Title: Primary Energy Use of Residential Buildings – Implications of materials, modelling and design approaches
Subject: Building Technology
Faculty: Faculty of Technology
Date: Wednesday 15 March 2017 at 1.00 pm
Place: Room M1083 (Södrasalen), building M, Växjö
External reviewer: Professor Jan-Olof Dalenbäck, Chalmers, Gothenburg, Sweden
Examining committee: Professor Anne Grete Hestnes, Norwegian University of Science and Technology, Trondheim, Norway
Professor Folke Björk, KTH, Stockholm, Sweden
Professor Jesper Arfvidsson, Lund University, Sweden
Chairman: Professor Ann-Charlotte Larsson, Department of Built Enviroment and Energy Technology, Linnaeus University
Supervisor: Professor Leif Gustavsson, Department of Built Enviroment and Energy Technology, Linnaeus University
Examiner: Dr Krushna Mahapatra, Department of Built Enviroment and Energy Technology, Linnaeus University
Spikning: Wednesday 22 February 2017 at 10.00 am at the University library in Växjö
The building sector is a major user of primary energy and large emitter of greenhouse gas emissions. The construction, operation and disposal of buildings are associated with various energy- and material-related sustainability challenges. Climate change may affect buildings in diverse ways, including their thermal performance, indoor environment and deterioration of building components. Thus, buildings can play a crucial role in the transition to a sustainable society. Different strategies, including improved energy efficiency, substitution of carbon intensive materials and fuels, efficient energy supply can be employed for this purpose. In this thesis, implications of different insulation materials, modelling and design strategies on primary energy use of residential buildings are studied using a system analysis methodology with a life cycle perspective. The analyses focus on production primary energy and CO2 emission implications of different insulation materials in optimising building envelope components. Uncertainties related to modelling input parameters and assumptions and how they influence energy balance calculations of buildings as well as energy savings of different energy efficiency measures are also studied. Further, various design strategies and measures are analysed to optimise the operation and production energy use of buildings as well as their interaction with different energy supply systems under current and future climate scenarios.

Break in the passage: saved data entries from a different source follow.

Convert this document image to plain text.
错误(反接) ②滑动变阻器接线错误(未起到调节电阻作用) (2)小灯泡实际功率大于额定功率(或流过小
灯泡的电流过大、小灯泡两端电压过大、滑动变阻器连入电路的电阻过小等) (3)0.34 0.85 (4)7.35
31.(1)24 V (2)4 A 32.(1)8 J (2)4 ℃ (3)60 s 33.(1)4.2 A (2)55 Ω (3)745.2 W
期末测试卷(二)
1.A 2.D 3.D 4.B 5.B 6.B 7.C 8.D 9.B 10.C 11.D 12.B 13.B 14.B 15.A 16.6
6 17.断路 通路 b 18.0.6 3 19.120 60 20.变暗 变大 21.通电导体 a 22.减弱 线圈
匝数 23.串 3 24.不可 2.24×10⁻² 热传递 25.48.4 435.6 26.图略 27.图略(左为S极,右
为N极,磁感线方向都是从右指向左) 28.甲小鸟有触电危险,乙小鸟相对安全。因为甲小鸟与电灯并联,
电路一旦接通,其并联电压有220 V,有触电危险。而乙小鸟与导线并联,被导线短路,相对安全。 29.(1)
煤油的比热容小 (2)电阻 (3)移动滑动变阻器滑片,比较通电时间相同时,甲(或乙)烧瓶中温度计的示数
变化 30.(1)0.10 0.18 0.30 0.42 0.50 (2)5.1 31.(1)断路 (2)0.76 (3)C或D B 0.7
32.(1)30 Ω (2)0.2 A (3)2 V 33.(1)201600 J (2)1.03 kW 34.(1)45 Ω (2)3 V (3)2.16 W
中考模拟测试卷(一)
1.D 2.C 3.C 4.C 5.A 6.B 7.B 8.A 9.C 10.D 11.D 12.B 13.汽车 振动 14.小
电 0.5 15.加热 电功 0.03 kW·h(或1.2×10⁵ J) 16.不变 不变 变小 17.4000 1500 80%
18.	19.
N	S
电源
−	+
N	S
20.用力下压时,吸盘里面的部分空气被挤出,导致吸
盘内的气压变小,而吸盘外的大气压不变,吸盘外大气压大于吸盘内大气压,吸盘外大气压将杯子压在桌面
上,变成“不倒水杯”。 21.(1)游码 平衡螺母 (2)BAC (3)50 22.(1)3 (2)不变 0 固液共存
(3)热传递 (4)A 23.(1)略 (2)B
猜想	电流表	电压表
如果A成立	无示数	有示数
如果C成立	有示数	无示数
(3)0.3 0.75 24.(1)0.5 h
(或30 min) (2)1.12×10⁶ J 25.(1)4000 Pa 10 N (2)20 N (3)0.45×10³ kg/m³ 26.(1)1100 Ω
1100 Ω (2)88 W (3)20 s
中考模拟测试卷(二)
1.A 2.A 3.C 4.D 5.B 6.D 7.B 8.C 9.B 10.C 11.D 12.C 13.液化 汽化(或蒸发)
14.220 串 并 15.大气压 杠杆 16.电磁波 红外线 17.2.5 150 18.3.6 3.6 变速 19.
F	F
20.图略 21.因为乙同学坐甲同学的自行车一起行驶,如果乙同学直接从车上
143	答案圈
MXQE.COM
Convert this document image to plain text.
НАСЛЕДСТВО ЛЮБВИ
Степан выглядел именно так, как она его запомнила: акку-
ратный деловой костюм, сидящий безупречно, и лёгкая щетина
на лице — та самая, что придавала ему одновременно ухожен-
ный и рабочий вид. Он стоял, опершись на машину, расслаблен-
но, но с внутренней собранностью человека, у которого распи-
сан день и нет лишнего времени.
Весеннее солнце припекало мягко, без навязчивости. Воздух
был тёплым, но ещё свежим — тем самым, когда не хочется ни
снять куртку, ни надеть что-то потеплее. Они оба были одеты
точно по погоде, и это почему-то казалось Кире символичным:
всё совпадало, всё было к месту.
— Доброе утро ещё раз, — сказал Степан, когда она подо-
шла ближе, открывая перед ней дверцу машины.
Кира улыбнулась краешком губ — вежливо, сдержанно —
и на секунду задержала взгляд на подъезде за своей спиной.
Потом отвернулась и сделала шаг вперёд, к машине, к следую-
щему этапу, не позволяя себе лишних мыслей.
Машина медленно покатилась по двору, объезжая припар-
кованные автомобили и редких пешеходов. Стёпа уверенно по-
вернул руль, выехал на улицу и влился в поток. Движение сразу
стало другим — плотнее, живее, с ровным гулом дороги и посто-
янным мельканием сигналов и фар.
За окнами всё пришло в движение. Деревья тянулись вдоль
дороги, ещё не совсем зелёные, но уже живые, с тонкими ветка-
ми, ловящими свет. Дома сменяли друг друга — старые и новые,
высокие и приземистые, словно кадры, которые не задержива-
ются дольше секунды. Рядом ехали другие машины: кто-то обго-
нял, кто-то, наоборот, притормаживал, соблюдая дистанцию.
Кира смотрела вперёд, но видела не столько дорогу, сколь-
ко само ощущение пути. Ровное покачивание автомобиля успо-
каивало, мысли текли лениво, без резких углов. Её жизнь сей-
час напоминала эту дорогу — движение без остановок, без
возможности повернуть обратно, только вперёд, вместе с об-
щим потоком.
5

The results show that application of extra insulation to building envelope components reduces operating primary energy use but also leads to increased primary energy and CO2 emissions from insulation material production. Input data and assumptions for building energy balance simulations vary widely in the Swedish context giving significant differences in calculated energy demand. Among the considered parameters, indoor air temperature, internal heat gains and efficiency of ventilation heat recovery have significant impacts on simulated building energy performance as well as on energy efficiency measures. Significant reductions are achieved in operation final and primary energy demands while overheating is avoided or greatly reduced when different design strategies and measures are implemented. Overall, the results suggest that significant primary energy reductions are achievable under climate change, if new buildings are designed with appropriate strategies.